Pointing towards the entrance to Puget Sound, Admiralty Inlet, Captain Brian and I were scanning the horizon with binoculars looking for the telltale exhales and dorsal fins over the surface. A few miles out we spotted our first fins! We had put in the work and found all of J-Pod as they exited Puget Sound after an extended fall visit into the southern reaches of the Salish Sea following the autumn runs of salmon. J-Pod is one of three pods that make up our endangered Southern Resident killer whale population. J pod is currently made up of twenty-three individuals plus one individual from L-Pod, L87 “Onyx” who travels with the pod.

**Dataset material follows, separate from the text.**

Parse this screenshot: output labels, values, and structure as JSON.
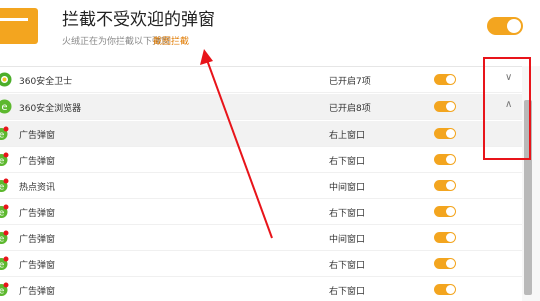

We had an unbelievable encounter with the whales highlighted by a pass by two whales in particular, J46 “Star” and J35 “Talequah.” These two whales have experiences significant loss within the last few years, J46 losing both her mother J28 “Polaris” and her baby brother J54 “Dipper,” and J35 famously, and very publically, losing a female calf this past summer, who’s body she subsequently carried for 17 days. The Southern Residents are exclusively salmon eaters, relying heavily on the depleted population of Chinook salmon. With les and less food in the water, we are seeing higher death rates and fewer births in this population resulting in a precipitous decline. Stories of families like J46’s or mothers like J35 are becoming more and more common in this shrinking population. It is so important to share these stories and to be the voices for these whales.